El pulpetín obedeció. Una vez que el
grueso tentáculo que entró por su boca hizo un considerable esfuerzo por hacer
pasar el gordo tronco florecido de ventosas por la garganta y, entre bufidos y
arcadas de Noah Nuclopio, que a su vez lo embestían de la misma manera por el
culo, alcanzó las paredes del esófago por un lado y el callejón más recóndito
del duodeno por otro, disparó sendos misiles de mermelada tentacular, que
primero ardieron como lava y que sacudieron las extremidades del Dulce como un condenado
a la silla eléctrica durante casi medio minuto, pero que después lo congelaron
con el cuerpo despatarrado en una especie de rigor mortis definitivo. Y lejos
de sentir terror o espanto ante la rigidez cadavérica de sus miembros, el
picante efecto de la sustancia lo sumió en una nebulosa de impensada y novísima
plenitud, como un buda que alcanza la iluminación. Mientras tanto el pulpo
escupió más misilazos y untó el cuerpo de su víctima, ya paralizado, con la
espesa jalea, y los testículos y el pene de Noha Nuclopio se invaginaron, y sus
pectorales se inflamaron y bifurcaron hasta volverse no dos, sino cinco enormes
tetas, a la par que el pulpo con sus tentáculos lo colocó en cuatro (debió
hacer un esfuerzo considerable por la rigidez que persistía en las
extremidades) y el pulpetín agarró más jalea, que frotó en los invaginados
genitales del Dulce, quien al ver el efecto de la jalea en su cuerpo, jalea
transparente que emanaba en manantial del dispositivo, comprobó que burbujeaba en
su piel como una especie de fritura, y después explotaba en desgarros
epidémicos y nebulosas de crustáceos que crujen y cantan y que cirujanamente
surcaban más incisiones vaginales.
Una
infancia del mundo no humana, lovecraftiana, precede la Larga Llanura del
Chiste Humano. Una llanura extensa pero no infinita, ganada por los mares del
deshielo, convertida en la Miami de los capitales virofinancieros, entre
posthumanos despiadados que no envejecen e infrahumanos que viven como amebas
de laboratorio y traban alianzas mutantes con formas de vida diminutas,
trasmisoras de enfermedades. Una vida póstuma de un mundo inmundo que sobrevive
entre corporaciones intangibles, cuyos CEOs gobiernan la galaxia, gigantescos
suburbios tóxicos en los que pululan los monstruos, paraísos artificiales que
conservan los despojos de una presunta naturaleza desaparecida y universos
virtuales que recrean el goce sádico de los conquistadores de la tierra y del
universo conocido y desconocido.
También el género se pudre.
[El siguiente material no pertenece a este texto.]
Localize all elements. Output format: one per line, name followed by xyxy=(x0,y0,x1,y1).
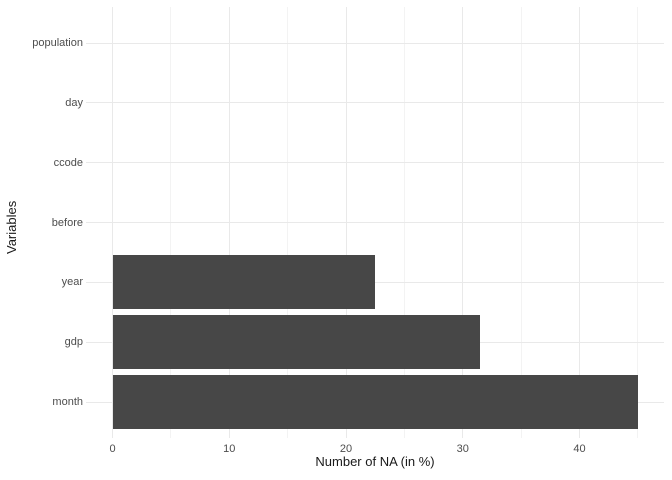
x-tick-label-40: 40 xyxy=(573,443,586,455)
chart-panel xyxy=(86,7,664,438)
x-tick-label-30: 30 xyxy=(456,443,469,455)
y-tick-label-gdp: gdp xyxy=(64,336,83,349)
major-gridline-y-population xyxy=(86,42,664,44)
bar-year xyxy=(112,255,376,310)
major-gridline-y-ccode xyxy=(86,162,664,164)
y-tick-label-year: year xyxy=(61,276,83,289)
y-tick-label-ccode: ccode xyxy=(53,156,83,169)
x-tick-label-0: 0 xyxy=(109,443,116,455)
major-gridline-y-day xyxy=(86,102,664,104)
x-axis-title: Number of NA (in %) xyxy=(315,454,435,469)
y-tick-label-population: population xyxy=(32,37,83,49)
x-tick-label-20: 20 xyxy=(339,443,353,455)
y-tick-label-before: before xyxy=(51,216,83,229)
bar-month xyxy=(112,375,638,430)
major-gridline-y-before xyxy=(86,222,664,224)
y-tick-label-day: day xyxy=(65,96,83,109)
bar-gdp xyxy=(112,315,481,370)
y-tick-label-month: month xyxy=(52,396,83,409)
x-tick-label-10: 10 xyxy=(223,443,236,455)
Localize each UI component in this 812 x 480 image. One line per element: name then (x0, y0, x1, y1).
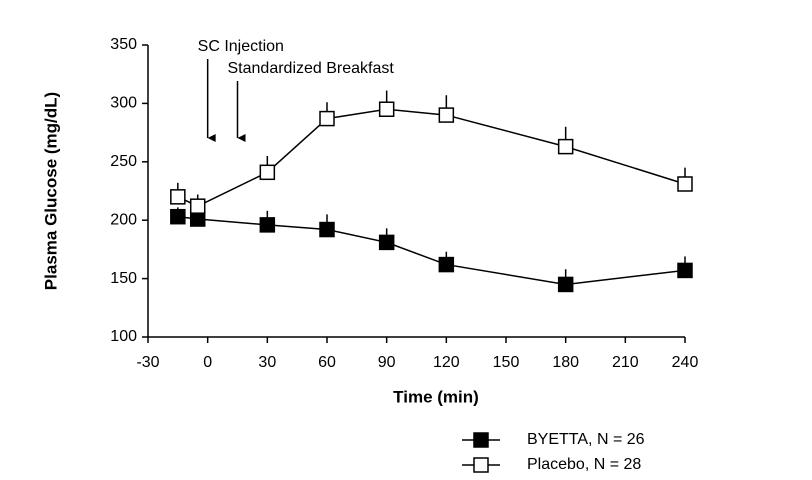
data-point (378, 234, 395, 251)
x-tick-label: 240 (672, 354, 699, 371)
data-point (170, 208, 186, 225)
legend-marker (473, 432, 489, 448)
x-tick-label: 60 (318, 354, 336, 371)
series-line (177, 108, 686, 208)
data-point (319, 110, 335, 127)
y-tick-label: 300 (110, 95, 137, 112)
x-tick-label: 120 (433, 354, 460, 371)
data-point (557, 138, 574, 155)
y-tick-label: 150 (110, 270, 137, 287)
data-point (189, 198, 206, 214)
y-tick-label: 350 (110, 36, 137, 53)
data-point (259, 217, 276, 233)
y-tick-label: 100 (110, 328, 137, 345)
y-axis-label: Plasma Glucose (mg/dL) (41, 92, 60, 290)
annotation-text: SC Injection (198, 38, 284, 55)
data-point (259, 164, 276, 181)
legend-label: Placebo, N = 28 (527, 456, 641, 473)
data-point (677, 176, 693, 192)
data-point (557, 276, 574, 293)
data-point (189, 211, 206, 227)
x-tick-label: -30 (136, 354, 159, 371)
x-tick-label: 210 (612, 354, 639, 371)
data-point (170, 189, 186, 205)
data-point (319, 221, 335, 238)
x-axis-label: Time (min) (393, 387, 479, 406)
data-point (378, 101, 395, 117)
data-point (677, 262, 693, 279)
y-tick-label: 200 (110, 211, 137, 228)
data-point (438, 256, 455, 273)
x-tick-label: 150 (493, 354, 520, 371)
x-tick-label: 30 (258, 354, 276, 371)
series-line (177, 215, 686, 286)
data-point (438, 107, 455, 123)
x-tick-label: 90 (378, 354, 396, 371)
legend-label: BYETTA, N = 26 (527, 431, 645, 448)
legend-marker (473, 457, 489, 473)
x-tick-label: 0 (203, 354, 212, 371)
annotation-text: Standardized Breakfast (228, 60, 395, 77)
x-tick-label: 180 (552, 354, 579, 371)
y-tick-label: 250 (110, 153, 137, 170)
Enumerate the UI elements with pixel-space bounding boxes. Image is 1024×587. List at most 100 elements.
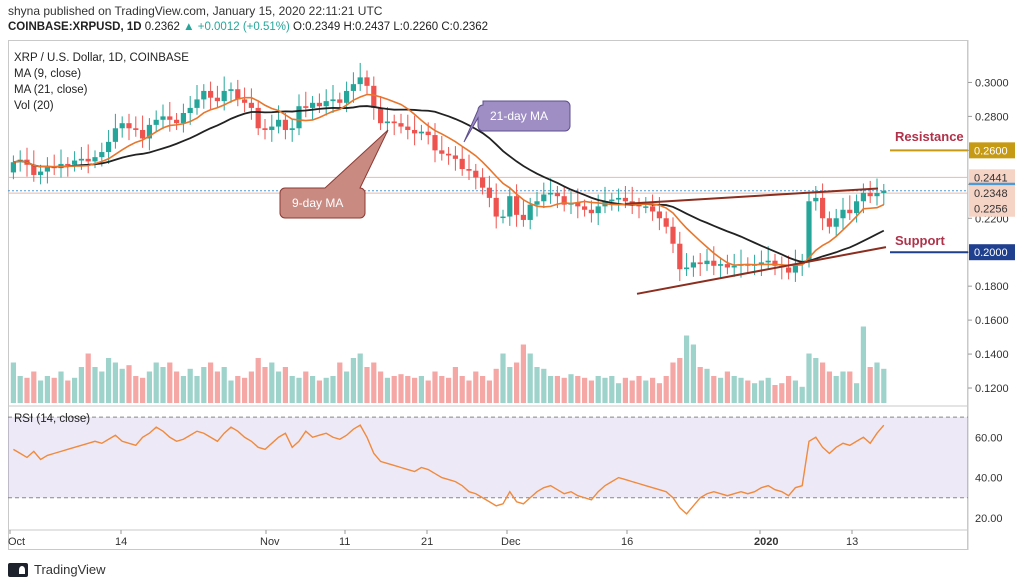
volume-bar — [133, 376, 139, 403]
volume-bar — [690, 344, 696, 403]
volume-bar — [72, 377, 78, 403]
volume-bar — [153, 362, 159, 403]
candle-body — [112, 128, 118, 142]
volume-bar — [575, 376, 581, 403]
volume-bar — [486, 380, 492, 403]
candle-body — [350, 84, 356, 91]
volume-bar — [337, 362, 343, 403]
volume-bar — [316, 380, 322, 403]
volume-bar — [792, 380, 798, 403]
price-label: 0.2000 — [974, 247, 1008, 259]
candle-body — [65, 163, 71, 166]
candle-body — [704, 260, 710, 265]
candle-body — [248, 102, 254, 108]
candle-body — [833, 218, 839, 227]
volume-bar — [262, 367, 268, 403]
price-label: 0.2348 — [974, 188, 1008, 200]
price-tick-label: 0.1200 — [975, 383, 1009, 395]
volume-bar — [296, 377, 302, 403]
candle-body — [486, 187, 492, 198]
candle-body — [146, 124, 152, 139]
price-label-box — [969, 200, 1015, 217]
candle-body — [656, 211, 662, 219]
candle-body — [677, 243, 683, 270]
candle-body — [541, 194, 547, 202]
volume-bar — [85, 353, 91, 403]
volume-bar — [146, 371, 152, 403]
price-tick-label: 0.1400 — [975, 349, 1009, 361]
volume-bar — [643, 380, 649, 403]
volume-bar — [731, 376, 737, 403]
volume-bar — [554, 376, 560, 403]
ma9-callout — [279, 129, 389, 219]
volume-bar — [194, 376, 200, 403]
volume-bar — [276, 371, 282, 403]
candle-body — [269, 126, 275, 130]
candle-body — [235, 89, 241, 100]
volume-bar — [92, 367, 98, 403]
volume-bar — [242, 377, 248, 403]
volume-bar — [840, 371, 846, 403]
candle-body — [289, 128, 295, 130]
tradingview-logo[interactable]: TradingView — [8, 562, 106, 577]
volume-bar — [711, 376, 717, 403]
candle-body — [840, 209, 846, 219]
volume-bar — [364, 367, 370, 403]
candle-body — [731, 265, 737, 268]
volume-bar — [323, 377, 329, 403]
volume-bar — [405, 376, 411, 403]
candle-body — [153, 119, 159, 125]
volume-bar — [160, 367, 166, 403]
candle-body — [85, 158, 91, 162]
volume-bar — [140, 377, 146, 403]
candle-body — [31, 164, 37, 175]
volume-bar — [235, 376, 241, 403]
candle-body — [167, 116, 173, 120]
volume-bar — [10, 362, 16, 403]
candle-body — [425, 131, 431, 136]
legend-title: XRP / U.S. Dollar, 1D, COINBASE — [14, 52, 189, 64]
ma21-line — [13, 105, 885, 264]
volume-bar — [534, 367, 540, 403]
candle-body — [378, 107, 384, 124]
volume-bar — [500, 353, 506, 403]
candle-body — [500, 216, 506, 219]
volume-bar — [344, 371, 350, 403]
legend-ma21: MA (21, close) — [14, 84, 88, 96]
candle-body — [262, 128, 268, 130]
candle-body — [520, 214, 526, 220]
volume-bar — [174, 371, 180, 403]
volume-bar — [425, 380, 431, 403]
candle-body — [38, 171, 44, 175]
volume-bar — [466, 380, 472, 403]
rsi-legend: RSI (14, close) — [14, 413, 90, 425]
volume-bar — [58, 371, 64, 403]
volume-bar — [350, 358, 356, 403]
volume-bar — [446, 377, 452, 403]
candle-body — [493, 197, 499, 217]
symbol-label: COINBASE:XRPUSD, 1D — [8, 21, 142, 33]
volume-bar — [119, 368, 125, 403]
candle-body — [78, 158, 84, 161]
x-tick-label: 2020 — [754, 536, 778, 548]
x-tick-label: 21 — [421, 536, 433, 548]
candle-body — [854, 201, 860, 214]
x-tick-label: 14 — [115, 536, 127, 548]
candle-body — [813, 197, 819, 202]
candle-body — [405, 126, 411, 130]
volume-bar — [248, 371, 254, 403]
volume-bar — [548, 376, 554, 403]
volume-bar — [704, 368, 710, 403]
candle-body — [622, 197, 628, 202]
candle-body — [174, 119, 180, 124]
candle-body — [92, 157, 98, 162]
volume-bar — [874, 362, 880, 403]
volume-bar — [697, 367, 703, 403]
volume-bar — [371, 362, 377, 403]
candle-body — [758, 262, 764, 265]
volume-bar — [663, 376, 669, 403]
volume-bar — [473, 371, 479, 403]
publisher-line: shyna published on TradingView.com, Janu… — [8, 4, 382, 18]
candle-body — [221, 90, 227, 102]
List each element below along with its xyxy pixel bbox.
La distopía en
regla, y sobre todo la post-pandémica, pulula, protegida por sus convenciones y
sintonizada con la seguridad de los temas de actualidad. La infancia del
mundo abandona el género cuando bien podría lograrse, blindada, en la
certeza de sus verosimilitudes. La transformación de distopía en esperpento
troca la redondez del relato en deformación aniquiladora de cualquier
paradigma. Excesos expresionistas y derivas sicotrópicas desbordan las reglas
que el propio relato se impone para proyectarse y reventarse. La infancia es la
de la lengua literaria, un rechazo de la lengua adulta, la lengua literaria de
los maestros, no solo la lengua de los niños idiotas y crueles, sino la puerilidad
del niño que se hace el adulto, el hacedor de bullying, o la banalidad de la
niña malcriada y caprichosa. La voz cínica es también la mirada estúpida del
niño enchufado. La infancia del mundo quema las naves en cada capítulo,
se desmadra en cada episodio desopilante, es carcajada ante lo atroz, cámara
aséptica en el sublime espectáculo de la aniquilación y el hundimiento.